Alguém poderia dizer que elogiar para deixar o ego do elogiado em “paz” é um procedimento muito antigo, jamais podendo causar qualquer dano significativo a quem quer que seja. Ora, tal argumento não alcança as propriedades discursivas existentes no uso contínuo de fórmulas ritualizadas, como a da conceção de mérito sem sua real demanda.  Esse mecanismo, repetido e naturalizado, infiltra-se em inúmeras esferas da vida social. É comum, por exemplo, no ambiente escolar, ver o estudante aplaudido por trabalhos medianos apenas para que não se sinta diminuído, esquecendo-se de que o elogio deveria ser, antes de tudo, uma consagração do esforço real. Assim, o que se realmente ensina tanto o elogiado quanto aos demais: “qualquer coisa é passível de elogio”.

É evidente que condições especiais requerem observações diferenciadas. Todavia, as congratulações que devem pertencer aos primeiros lugares de uma competição, com medalhas de materiais distintos ou medalhas metafóricas, não carecem de dispersão para alcançar as subjetividades fragilizadas pelo próprio ato de competir. Antes, deve ser oferecido a todos o incentivo frequente e contínuo para o autoaprimoramento ao invés da retórica do elogio falso, comprometida com o desmerecimento de quem realmente faz jus do aplauso verdadeiro.
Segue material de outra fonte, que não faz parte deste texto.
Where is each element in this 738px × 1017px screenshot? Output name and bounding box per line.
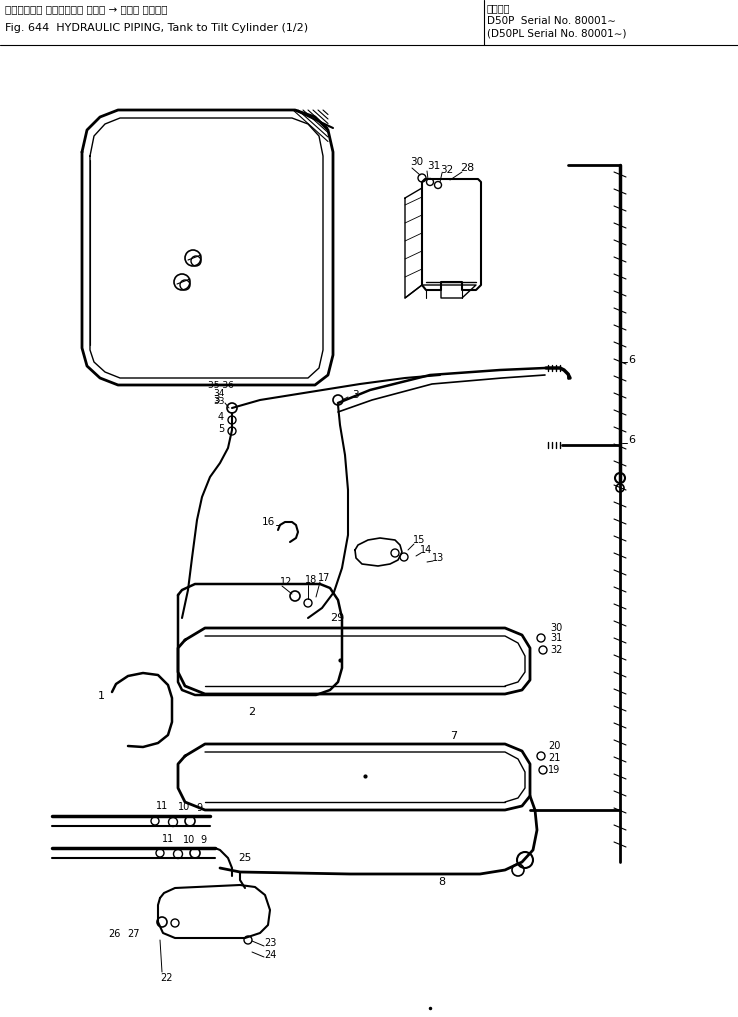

No espaço laboral, chefes exaltam empregados (colaboradores agora) que pouco contribuem, não por reconhecimento, mas por conveniência hierárquica, uma vez que aqueles que verdadeiramente destacam-se, por trabalho eficiente e dedicação compromissada, acabam soterrados sob a banalização do mérito. No convívio social mais íntimo, multiplica-se o costume de celebrar gestos triviais com palavras grandiosas; um jantar simples deve ser transformado em “obra-prima”, uma atitude corriqueira proclamada como “extraordinária”; até que o próprio vocabulário da distinção torna-se pobre e vazio (o que já se encontra em franco processo de ascendência)

Tais práticas não são inofensivas. Ao contrário, corroem a possibilidade de um reconhecimento verdadeiro, criam uma cultura em que o aplauso não distingue e, por isso mesmo, já não educa. A criança elogiada por qualquer feito sem esforço não compreenderá a diferença entre empenho e comodismo; o profissional premiado sem mérito aprende que o jogo das aparências importa mais que a substância; a sociedade que aplaude indiscriminadamente abdica da crítica e do julgamento lúcido.

Assim, o elogio perde sua função ética e pedagógica, convertendo-se em moeda de troca, em protocolo vazio, em mera encenação de reconhecimento. Quando a mentira torna-se regra disfarçada de delicadeza, quando o louvor é concedido apenas para sustentar aparências, instala-se um déficit moral silencioso, mas profundamente devastador. Pois, de tanto mentir ao elogiar sem o devido mérito, a honestidade passa a ausentar-se, demonstrando a indolência da própria inteligência.

*Thiago Barbosa Soares é analista do discurso, escritor e professor da Universidade Federal do Tocantins.